En todas las culturas, tanto en la nuestra como en las ancestrales, las dos fiestas más importantes son la que corresponden al solsticio de invierno (el día más corto, la noche más larga) y el de verano (el día más largo, la noche más corta). 

La primera festividad coincide en nuestra cultura con la Navidad,  en el mes de diciembre. La segunda, que es este mes de junio en nuestra sociedad cristiana coincide con la festividad de San Juan Bautista. Ambas celebraciones coinciden con el momento en que la energía solar es más fuerte o más débil luego del solsticio. 


Y ¿por qué precisamente se celebra a San Juan celebrarlo en una fecha tan especial?  De todos es sabido que San Juan Bautista fue “el precursor” de Jesucristo y de su mensaje, aunque por sí mismo, en sus palabras, ya habían motivos para que se le preste atención. 
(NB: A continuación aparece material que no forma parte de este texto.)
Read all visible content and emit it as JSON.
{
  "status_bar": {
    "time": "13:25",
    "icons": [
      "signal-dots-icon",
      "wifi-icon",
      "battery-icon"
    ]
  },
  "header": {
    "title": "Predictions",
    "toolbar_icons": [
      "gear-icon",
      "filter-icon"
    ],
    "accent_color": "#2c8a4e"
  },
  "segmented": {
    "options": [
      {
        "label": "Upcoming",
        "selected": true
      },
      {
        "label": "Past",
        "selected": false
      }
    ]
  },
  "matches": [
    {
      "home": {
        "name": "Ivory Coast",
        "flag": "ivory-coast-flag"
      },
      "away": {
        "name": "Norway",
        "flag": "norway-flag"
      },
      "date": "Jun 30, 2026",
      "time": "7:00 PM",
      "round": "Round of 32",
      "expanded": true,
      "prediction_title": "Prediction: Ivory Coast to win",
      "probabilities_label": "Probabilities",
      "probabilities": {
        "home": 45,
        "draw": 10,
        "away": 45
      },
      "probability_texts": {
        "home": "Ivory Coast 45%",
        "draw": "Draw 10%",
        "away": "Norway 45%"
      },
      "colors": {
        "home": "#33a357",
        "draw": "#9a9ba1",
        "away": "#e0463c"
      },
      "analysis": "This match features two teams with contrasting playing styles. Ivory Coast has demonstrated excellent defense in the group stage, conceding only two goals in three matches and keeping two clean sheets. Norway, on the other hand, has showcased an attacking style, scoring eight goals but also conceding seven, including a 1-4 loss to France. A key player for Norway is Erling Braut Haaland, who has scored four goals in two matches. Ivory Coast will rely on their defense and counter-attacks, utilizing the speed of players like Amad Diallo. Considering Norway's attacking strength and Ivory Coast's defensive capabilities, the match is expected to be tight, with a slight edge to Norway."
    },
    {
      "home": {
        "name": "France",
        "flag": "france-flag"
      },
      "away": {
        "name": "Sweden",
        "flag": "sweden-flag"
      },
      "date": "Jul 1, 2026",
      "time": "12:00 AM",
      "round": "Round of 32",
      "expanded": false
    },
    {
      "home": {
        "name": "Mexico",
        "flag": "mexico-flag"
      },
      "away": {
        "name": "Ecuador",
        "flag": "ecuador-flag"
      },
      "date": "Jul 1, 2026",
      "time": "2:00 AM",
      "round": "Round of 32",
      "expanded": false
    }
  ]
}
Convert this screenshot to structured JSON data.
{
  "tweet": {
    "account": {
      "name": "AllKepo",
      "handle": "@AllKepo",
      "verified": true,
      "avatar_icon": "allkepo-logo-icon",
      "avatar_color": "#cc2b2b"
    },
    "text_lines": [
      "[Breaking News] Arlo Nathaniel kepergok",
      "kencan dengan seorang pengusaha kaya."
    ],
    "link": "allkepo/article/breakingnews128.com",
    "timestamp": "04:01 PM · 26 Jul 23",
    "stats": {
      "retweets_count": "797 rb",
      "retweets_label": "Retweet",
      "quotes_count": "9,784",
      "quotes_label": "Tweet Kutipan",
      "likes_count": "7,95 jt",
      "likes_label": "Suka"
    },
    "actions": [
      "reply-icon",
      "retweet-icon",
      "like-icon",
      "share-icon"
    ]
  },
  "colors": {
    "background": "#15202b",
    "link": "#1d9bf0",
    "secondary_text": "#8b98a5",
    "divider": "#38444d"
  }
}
De ahí las celebraciones del 25 de diciembre y el 24 de junio. Una ligada una a la entrada de energía crística y la otra al preludio de la manifestación de esa energía. 

La Noche de San Juan debe su nombre al Bautista.  Éste fue, según la tradición cristiana, el primo de Jesús.  Profeta del Reino de Dios, clamaba en el desierto a todos los hombres para que se prepararan adecuadamente para recibir a Aquél que tenía que venir, a Aquél al que el propio Juan no era digno de atarle ni tan siquiera las sandalias (Mt. 3, 7-11, Jn 1, 24-28).  

El que da nombre a las celebraciones del 24 de junio es el que prepara el camino del Señor, el que endereza sus sendas (Mt. 3, 1-3).  El Bautista tenía conciencia, pues, de su vocación de “preparador”.  Él no era la luz pero vino a dar testimonio de la luz (Jn 1, 8).  Como la luna, reflejaba la auténtica luz, la hacía visible, aunque ésta no partía de él. 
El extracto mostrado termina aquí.